Berhasil atau tidaknya suatu harapan tergantung pada usaha orang yang mempunyai harapan. Harapan harus berdasarkan kepercayaan, baik kepercayaan pada iri sendiri, maupun kepercayaan kepada Tuhan Yang Maha Esa. Agar harapan terwujus maka perlu usaha dengan sungguh-sungguh. Manusia wajib berdoa, karena usaha dan doa merupakan sarana terkabulnya harapan.
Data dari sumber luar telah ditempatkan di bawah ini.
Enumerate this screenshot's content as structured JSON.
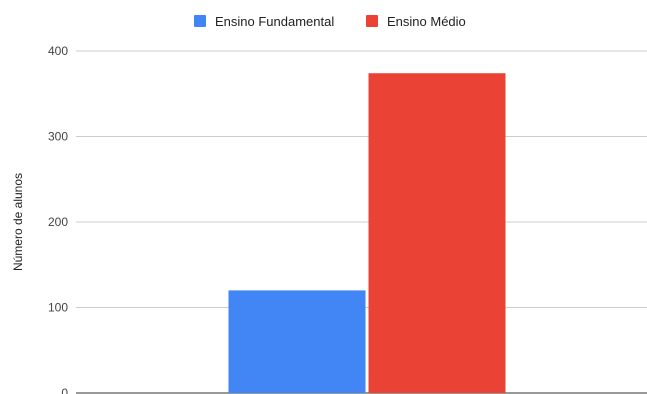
{
  "chart_data": {
    "type": "bar",
    "categories": [
      ""
    ],
    "series": [
      {
        "name": "Ensino Fundamental",
        "color": "#4285f4",
        "values": [
          120
        ]
      },
      {
        "name": "Ensino Médio",
        "color": "#ea4335",
        "values": [
          374
        ]
      }
    ],
    "ylabel": "Número de alunos",
    "xlabel": "",
    "ylim": [
      0,
      400
    ],
    "yticks": [
      "0",
      "100",
      "200",
      "300",
      "400"
    ],
    "grid": true,
    "legend_position": "top-center"
  }
}
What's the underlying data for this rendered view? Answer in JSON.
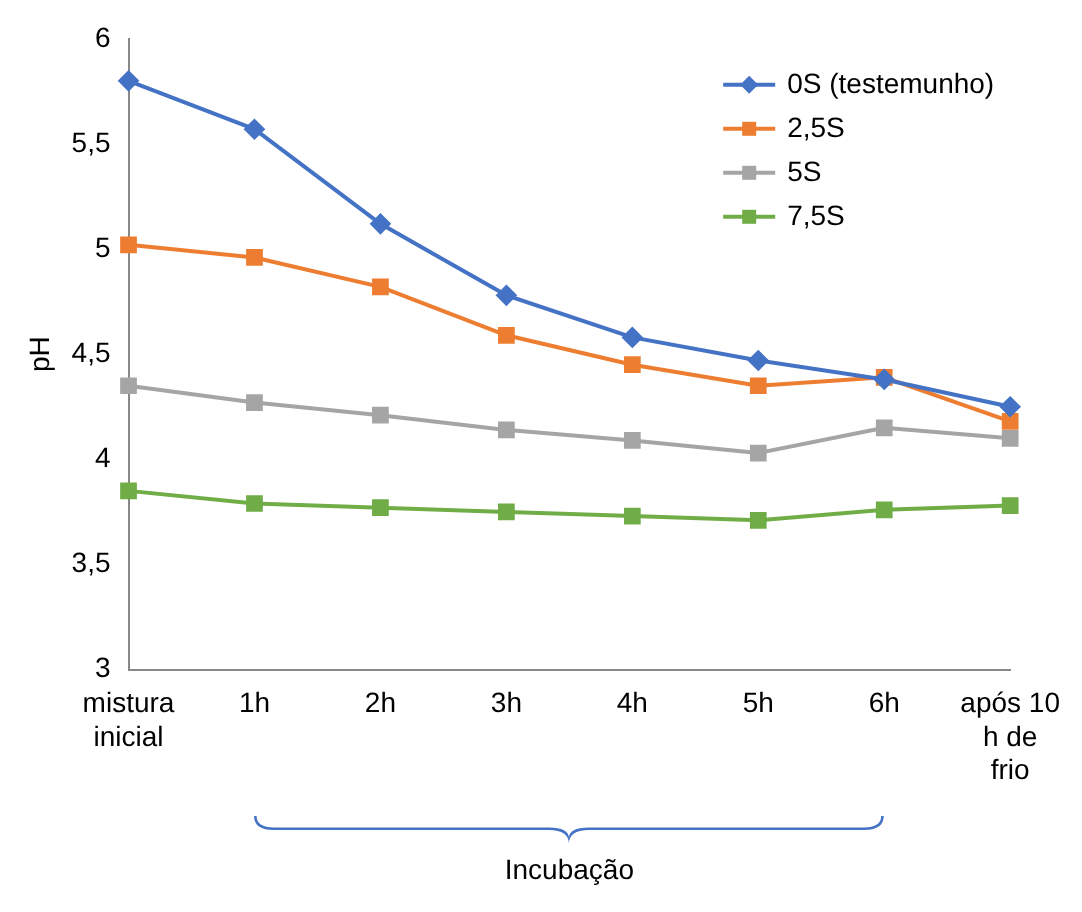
{
  "chart_data": {
    "type": "line",
    "ylabel": "pH",
    "xlabel": "Incubação",
    "categories": [
      "mistura inicial",
      "1h",
      "2h",
      "3h",
      "4h",
      "5h",
      "6h",
      "após 10 h de frio"
    ],
    "series": [
      {
        "name": "0S (testemunho)",
        "color": "#4472c4",
        "marker": "diamond",
        "values": [
          5.8,
          5.57,
          5.12,
          4.78,
          4.58,
          4.47,
          4.38,
          4.25
        ]
      },
      {
        "name": "2,5S",
        "color": "#ed7d31",
        "marker": "square",
        "values": [
          5.02,
          4.96,
          4.82,
          4.59,
          4.45,
          4.35,
          4.39,
          4.18
        ]
      },
      {
        "name": "5S",
        "color": "#a5a5a5",
        "marker": "square",
        "values": [
          4.35,
          4.27,
          4.21,
          4.14,
          4.09,
          4.03,
          4.15,
          4.1
        ]
      },
      {
        "name": "7,5S",
        "color": "#70ad47",
        "marker": "square",
        "values": [
          3.85,
          3.79,
          3.77,
          3.75,
          3.73,
          3.71,
          3.76,
          3.78
        ]
      }
    ],
    "ylim": [
      3,
      6
    ],
    "yticks": [
      3,
      {
        "value": 3.5,
        "label": "3,5"
      },
      4,
      {
        "value": 4.5,
        "label": "4,5"
      },
      5,
      {
        "value": 5.5,
        "label": "5,5"
      },
      6
    ],
    "legend": "top right",
    "line_style": "solid"
  }
}
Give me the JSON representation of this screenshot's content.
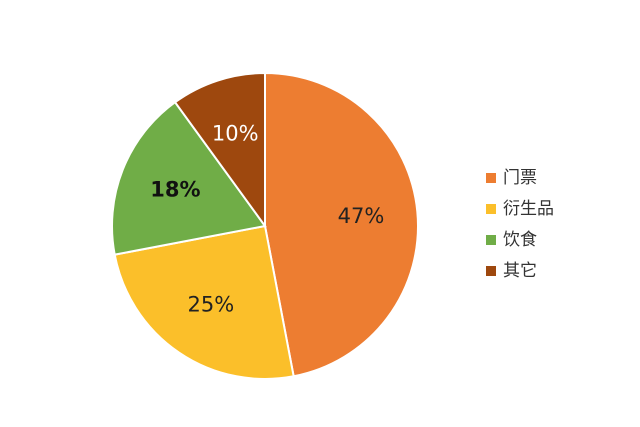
{
  "chart_data": {
    "type": "pie",
    "categories": [
      "门票",
      "衍生品",
      "饮食",
      "其它"
    ],
    "values": [
      47,
      25,
      18,
      10
    ],
    "value_labels": [
      "47%",
      "25%",
      "18%",
      "10%"
    ],
    "colors": [
      "#ED7D31",
      "#FBBF2A",
      "#70AD47",
      "#9E480E"
    ],
    "legend": "right"
  }
}
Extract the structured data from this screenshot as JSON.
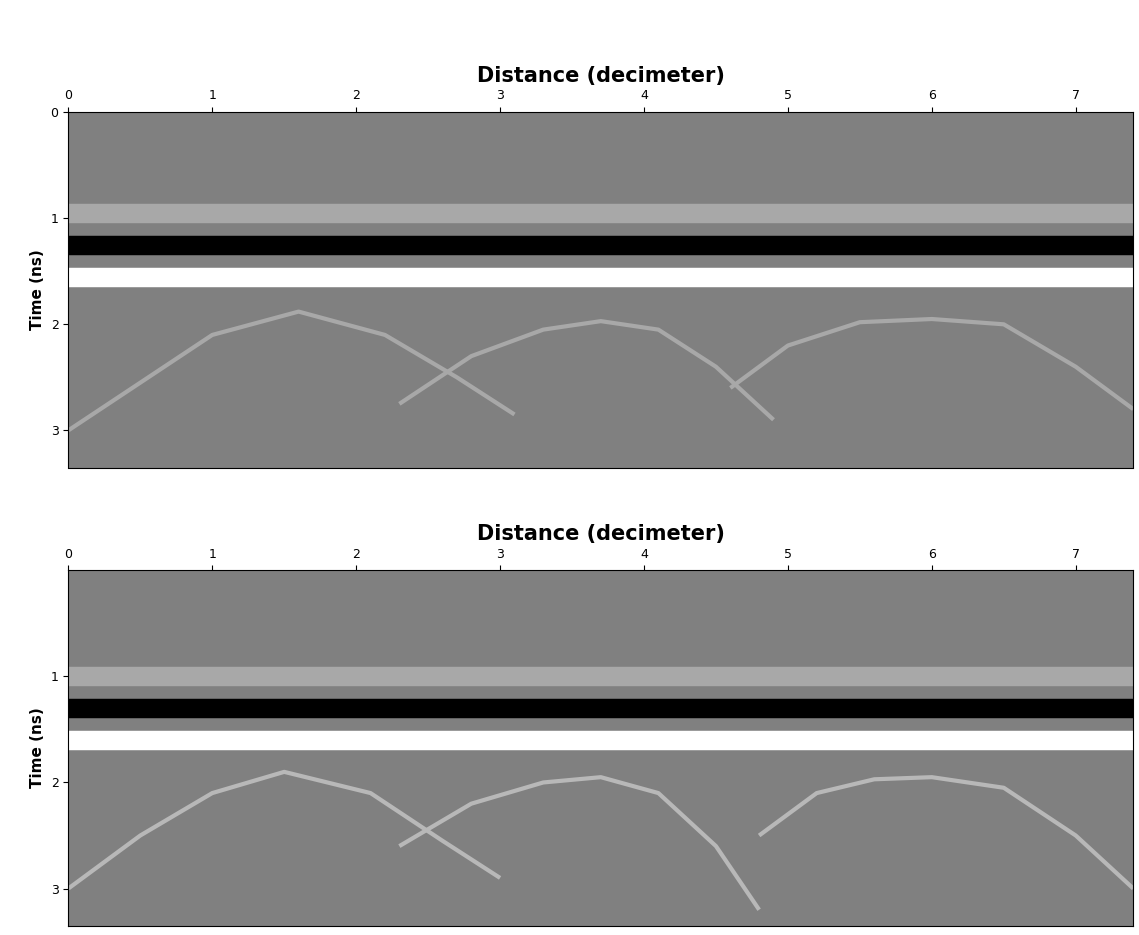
{
  "chart_data": [
    {
      "type": "line",
      "title": "Distance (decimeter)",
      "y_label": "Time (ns)",
      "xlim": [
        0,
        7.4
      ],
      "xticks": [
        0,
        1,
        2,
        3,
        4,
        5,
        6,
        7
      ],
      "ylim": [
        3.35,
        0
      ],
      "yticks": [
        0,
        1,
        2,
        3
      ],
      "grid": false,
      "background": "#808080",
      "series": [
        {
          "type": "band",
          "color": "#a8a8a8",
          "x": [
            0,
            7.4
          ],
          "values": [
            0.95,
            0.95
          ]
        },
        {
          "type": "band",
          "color": "#000000",
          "x": [
            0,
            7.4
          ],
          "values": [
            1.25,
            1.25
          ]
        },
        {
          "type": "band",
          "color": "#ffffff",
          "x": [
            0,
            7.4
          ],
          "values": [
            1.55,
            1.55
          ]
        },
        {
          "type": "line",
          "color": "#a8a8a8",
          "x": [
            0,
            0.5,
            1.0,
            1.6,
            2.2,
            2.7,
            3.1
          ],
          "values": [
            3.0,
            2.55,
            2.1,
            1.88,
            2.1,
            2.5,
            2.85
          ]
        },
        {
          "type": "line",
          "color": "#a8a8a8",
          "x": [
            2.3,
            2.8,
            3.3,
            3.7,
            4.1,
            4.5,
            4.9
          ],
          "values": [
            2.75,
            2.3,
            2.05,
            1.97,
            2.05,
            2.4,
            2.9
          ]
        },
        {
          "type": "line",
          "color": "#a8a8a8",
          "x": [
            4.6,
            5.0,
            5.5,
            6.0,
            6.5,
            7.0,
            7.4
          ],
          "values": [
            2.6,
            2.2,
            1.98,
            1.95,
            2.0,
            2.4,
            2.8
          ]
        }
      ]
    },
    {
      "type": "line",
      "title": "Distance (decimeter)",
      "y_label": "Time (ns)",
      "xlim": [
        0,
        7.4
      ],
      "xticks": [
        0,
        1,
        2,
        3,
        4,
        5,
        6,
        7
      ],
      "ylim": [
        3.35,
        0
      ],
      "yticks": [
        1,
        2,
        3
      ],
      "grid": false,
      "background": "#808080",
      "series": [
        {
          "type": "band",
          "color": "#a8a8a8",
          "x": [
            0,
            7.4
          ],
          "values": [
            1.0,
            1.0
          ]
        },
        {
          "type": "band",
          "color": "#000000",
          "x": [
            0,
            7.4
          ],
          "values": [
            1.3,
            1.3
          ]
        },
        {
          "type": "band",
          "color": "#ffffff",
          "x": [
            0,
            7.4
          ],
          "values": [
            1.6,
            1.6
          ]
        },
        {
          "type": "line",
          "color": "#b8b8b8",
          "x": [
            0,
            0.5,
            1.0,
            1.5,
            2.1,
            2.6,
            3.0
          ],
          "values": [
            3.0,
            2.5,
            2.1,
            1.9,
            2.1,
            2.55,
            2.9
          ]
        },
        {
          "type": "line",
          "color": "#b8b8b8",
          "x": [
            2.3,
            2.8,
            3.3,
            3.7,
            4.1,
            4.5,
            4.8
          ],
          "values": [
            2.6,
            2.2,
            2.0,
            1.95,
            2.1,
            2.6,
            3.2
          ]
        },
        {
          "type": "line",
          "color": "#b8b8b8",
          "x": [
            4.8,
            5.2,
            5.6,
            6.0,
            6.5,
            7.0,
            7.4
          ],
          "values": [
            2.5,
            2.1,
            1.97,
            1.95,
            2.05,
            2.5,
            3.0
          ]
        }
      ]
    }
  ]
}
Antara harapan dan cita-cita memiliki kesamaan, yaitu :

  1. Keduanya menyangkut masa depan karena belum terwujud.
  2. Pada umumnya dengan cita-cita maiupun harapan orang menginginkan hal yang lebih baik atau meningkat.
  3. Apa sebabnya manusia memiliki harapan

Menurut kodratnya manusia merupakan makhlik social. Ketika lahir ke dunia langsung disambut dengan pergaulan. Ada dua hal yang mendorong orang bergaul dengan manusia lain, yakni :

  1. Dorongan kodrat

Kodrat ialah sifat, keadaan atau pembawaan alamiah yang sudah terjelma dalam diri manusiasejak manusia itu diciptakan oleh Tuhan. Dorongan kodrat menyebabkan manusia memiliki keinginan atau harapan. Kodrat juga terdapat pada binatang dan tumbuh-tumbuhan, karena binatang dan tumbuh-tumbuhan perlu makan, berkemb ang biak dan mati.

Dalam diri manusia masing-masing sudah terjelma sifat, kodrat pembawaan dan kemampuan untuk hidup bergaul, hidup bermasyarakat atau hidup bersama dengan manusia lain. Dengan kodrat ini maka manusia memiliki harapan.

  1. Dorongan kebutuhan hidup

Sudah kodrat pula bahwa manusia mempunyai bermacam-macam kebutuhan hidup. Kebutuhan hidup itu pada garis besarnya dapat dibedakan atas : kebutuhan jasmani dan kebutuhan rohani.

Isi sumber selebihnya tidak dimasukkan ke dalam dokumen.